En medio de esta situación que minaba la voluntad de quienes trabajan por una paz con réditos para los más vulnerables, los asesinatos de los líderes continuaban, y de un momento a otro, todos nos vimos confinados: el covid llegó y el encierro y distanciamiento reprimieron las razones y los sentimientos que se manifestaban ya en la calle a finales del 2019. El 2020 fue un año largo de encierro con otro miedo a morir, nos recordó lo despojados y vulnerables que habíamos quedado con la privatización del sistema de salud. Las banderas rojas en el paisaje urbano nos mostraron el hambre que acompaña a miles de colombianos, encerrados, asustados y reprimidos. Vimos cómo el control de la pandemia de la mano de la estrategia inmunitaria profundizó el autoritarismo, el aumento de la pobreza, el desempleo y el sistemático asesinato de líderes sociales. Un conjunto de dificultades que acompañaban a los colombianos se hicieron más evidentes con los confinamientos de la pandemia y aun sin salir de esta situación, el gobierno decide hacer una propuesta para grabar alimentos y aumentar impuestos en medio de la pérdida de empleos y la crisis del comercio. Al mismo tiempo nos enterábamos de que el sector financiero durante en este largo 2020, incrementó sus ganancias, las desigualdades socioeconómicas se hacían evidentes y el panorama no podía ser peor.
En este panorama el gobierno se convirtió en un mal mayor que la pandemia y así la sociedad rompió las amarras del miedo y los que no tienen nada que perder salieron a la calle masivamente. Otros hicieron sonar las ollas, otros pusieron la bandera el revés en las redes sociales y recordaron el crecimiento económico del sector financiero en medio de ríos de sangre de un país en guerra que lucha por la paz desde hace décadas. La rabia y la indignación salieron a la calle, los jóvenes han mantenido y dinamizado la protesta animando a otros sectores, y el paro de este mayo del 2021 se ha mantenido por más de tres semanas en las calles, a pesar de la violencia, los muertos y heridos de estas jornadas.
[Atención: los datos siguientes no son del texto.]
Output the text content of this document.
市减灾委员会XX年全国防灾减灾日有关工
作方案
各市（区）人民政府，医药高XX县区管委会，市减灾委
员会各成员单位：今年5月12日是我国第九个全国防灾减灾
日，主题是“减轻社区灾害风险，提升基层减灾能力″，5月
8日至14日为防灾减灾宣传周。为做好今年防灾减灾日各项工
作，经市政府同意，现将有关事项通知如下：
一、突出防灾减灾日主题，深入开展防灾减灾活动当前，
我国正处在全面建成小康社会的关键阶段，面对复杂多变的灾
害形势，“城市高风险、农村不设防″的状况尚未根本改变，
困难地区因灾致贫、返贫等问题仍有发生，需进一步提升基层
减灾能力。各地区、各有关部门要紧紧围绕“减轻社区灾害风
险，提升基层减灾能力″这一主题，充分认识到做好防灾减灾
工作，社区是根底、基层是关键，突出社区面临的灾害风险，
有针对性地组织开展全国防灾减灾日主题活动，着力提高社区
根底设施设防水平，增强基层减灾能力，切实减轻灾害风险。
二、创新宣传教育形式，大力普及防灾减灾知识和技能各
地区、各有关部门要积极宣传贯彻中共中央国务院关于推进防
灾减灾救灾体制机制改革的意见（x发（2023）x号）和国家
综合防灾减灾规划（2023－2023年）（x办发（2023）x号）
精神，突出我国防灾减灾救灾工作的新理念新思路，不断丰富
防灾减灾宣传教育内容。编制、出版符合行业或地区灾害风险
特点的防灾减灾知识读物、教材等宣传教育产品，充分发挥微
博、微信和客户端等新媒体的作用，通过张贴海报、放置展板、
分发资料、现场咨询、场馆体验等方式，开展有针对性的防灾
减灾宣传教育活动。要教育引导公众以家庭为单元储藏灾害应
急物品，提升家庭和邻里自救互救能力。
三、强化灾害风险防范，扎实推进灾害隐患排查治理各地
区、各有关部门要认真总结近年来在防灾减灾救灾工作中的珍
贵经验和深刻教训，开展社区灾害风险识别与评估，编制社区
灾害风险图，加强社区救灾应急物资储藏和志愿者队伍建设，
La desesperanza, el confinamiento y el hambre se transformaron en dignidad en las calles y los sucesos han superado el olvido. Todo esto empezó a recordarnos que han estado haciendo trizas la confianza y la esperanza. La sociedad en su conjunto recordó que habíamos avanzado y que hace unos años pensábamos en un país mejor; que la pregunta por la paz es obvia, pero urgente; y que como sociedad parece que nos negamos a seguir viviendo en un país en guerra. Nos abrimos entonces a mejorar y superar tanto el diagnóstico de los pasivos y crudos realistas como el de los románticos ingenuos y/o oportunistas, que entusiasman con lecturas y salidas aparentemente sencillas y optimistas. Al parecer es el mismo proceso histórico y sus ritmos los que hacen un proceso pedagógico para madurar lecturas y propósitos que no se confundan con el deseo y que permitan consensuar propósitos que no generen expectativas frustrantes. Este será el reto de los próximos meses: un diagnóstico realista para construir caminos de esperanza responsable.